Samedi dernier en fin d'avant-midi. À vélo je me dirige vers l'institut où je dois prononcer mon discours. La nuit précédente a été courte, pour cause de préparation jusqu'aux petites heures, mais je me sens plutôt bien, probablement porté par la nervosité.
Dès le premier coin de rue, alors qu'à voix basse je me concentre à répéter mon introduction, mon ami Benoît, invité à la fête, vient me surprendre en arrivant à ma hauteur. Je dois ainsi faire fi de la répétition générale à deux roues, quoiqu'il est un peu tard pour que cela entraîne de quelconques répercussions.

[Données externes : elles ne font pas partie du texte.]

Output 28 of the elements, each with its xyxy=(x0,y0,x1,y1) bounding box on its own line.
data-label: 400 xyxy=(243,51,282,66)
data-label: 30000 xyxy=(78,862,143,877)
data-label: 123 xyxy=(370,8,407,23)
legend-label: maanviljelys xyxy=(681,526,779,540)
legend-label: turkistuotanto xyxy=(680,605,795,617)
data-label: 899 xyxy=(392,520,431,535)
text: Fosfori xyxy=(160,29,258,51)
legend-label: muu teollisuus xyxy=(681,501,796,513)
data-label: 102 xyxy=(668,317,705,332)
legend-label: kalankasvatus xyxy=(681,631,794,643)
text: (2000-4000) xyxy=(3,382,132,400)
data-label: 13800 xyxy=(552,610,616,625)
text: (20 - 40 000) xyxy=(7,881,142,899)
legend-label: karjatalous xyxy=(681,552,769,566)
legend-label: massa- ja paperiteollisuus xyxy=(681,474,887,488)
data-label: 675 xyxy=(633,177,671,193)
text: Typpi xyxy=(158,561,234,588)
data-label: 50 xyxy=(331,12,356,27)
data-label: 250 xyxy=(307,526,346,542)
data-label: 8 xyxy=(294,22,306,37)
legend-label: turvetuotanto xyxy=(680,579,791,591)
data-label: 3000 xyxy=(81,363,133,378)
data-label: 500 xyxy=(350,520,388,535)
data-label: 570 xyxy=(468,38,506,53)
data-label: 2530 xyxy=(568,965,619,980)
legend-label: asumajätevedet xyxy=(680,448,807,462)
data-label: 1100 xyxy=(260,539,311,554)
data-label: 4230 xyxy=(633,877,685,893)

Au bout d'une douzaine de minutes, nous arrivons. La veille, auprès de M. Maeda le responsable de l'événement, je me suis engagé à arriver au moins une dizaine de minutes avant le lancement, à 11h30, mais fidèle à moi-même, j'arrive juste à l'heure.
On m'a que seraient présentes presqu'une vingtaine de personnes, autant des élèves, de potentiels futurs élèves et d'autres enseignants. J'ai prévu mon discours en fonction, en le saupoudrant de blagues accessibles à tous à des moments bien choisis.
Ainsi se dévoile la surprise au moment d'entrer dans la salle : il n'y pas dix personnes, tous des élèves déjà inscrits.
Monsieur Maeda me présente, explique le déroulement de l'activité, et me cède la parole.
D'emblée j'y vais d'une blague légère, à la portée, du moins je le pensais, de l'audience. Absolument aucune réaction, rien. On ne fait que me fixer du regard. C'eut été une comédie loufoque et on n'aurait perçu que le grésillement d'un grillon solitaire.
J'essaie de garder mon calme et de faire comme si de rien n'était, mais à la vitesse de l'éclair j'élimine dans ma tête les jeux de mots et farces plates qui échapperont au public, ce qui n'est pas une mince tâche en devant simultanément donner l'impression d'être en contrôle et poursuivre mon allocution.
Malgré ce faux départ, au bout de quelques minutes, adapté à la passivité ambiante, je reprends mon rythme de croisière et le reste du discours se déroule bien. Quelques déclarations suscitent même de timides réactions.
Je craignais ne pas pouvoir meubler les vingt minutes qu'on m'avait allouées. En fin de discours, pour la première fois je jette un coup sur ma montre, et constate que j'ai parlé presqu'une demi-heure!
On m'applaudit timidement. Monsieur Maeda prend la parole pour me remercier et annoncer la suite, soit une séance de discussion agrémentée d'un goûter. Je discute un peu avec les gens, les organisateurs m'assurent que j'ai bien fait, puis c'est déjà la fin. Avec Benoît, qui habite pas très loin de chez moi, nous rentrons.
Je m'attendais vaguement à ressentir un quelconque sentiment de fierté, de fait accompli, voire d'extase, mais rien. Je viens pourtant de me produire devant des gens, ce qui aurait apparu extraordinaire au Julien gêné et toujours terrifié à l'approche des présentations orales, obligations inévitables des cours de français du secondaire. L'unique émotion ressentie aura été le trac préalable à la performance. Je me dis qu'au fond c'est peut-être le métier qui rentre, après plus de deux ans à être instructeur d'anglais et de français, car enseigner c'est en quelque sorte se donner en spectacle, et ce qu'on ressent d'abord vivement finit par s'estomper avec le temps et l'expérience.
Je ne m'éternise heureusement pas sur ces élucubrations. J'ai livré la marchandise, ai découvert que les Japonais ne constituent pas un public très réactif, sauf s'il s'est égayé de quelques consommations, et mes employeurs ont été satisfaits, prenant même la peine de me verser un cachet. Ce n'est pas l'extase, mais c'est bien!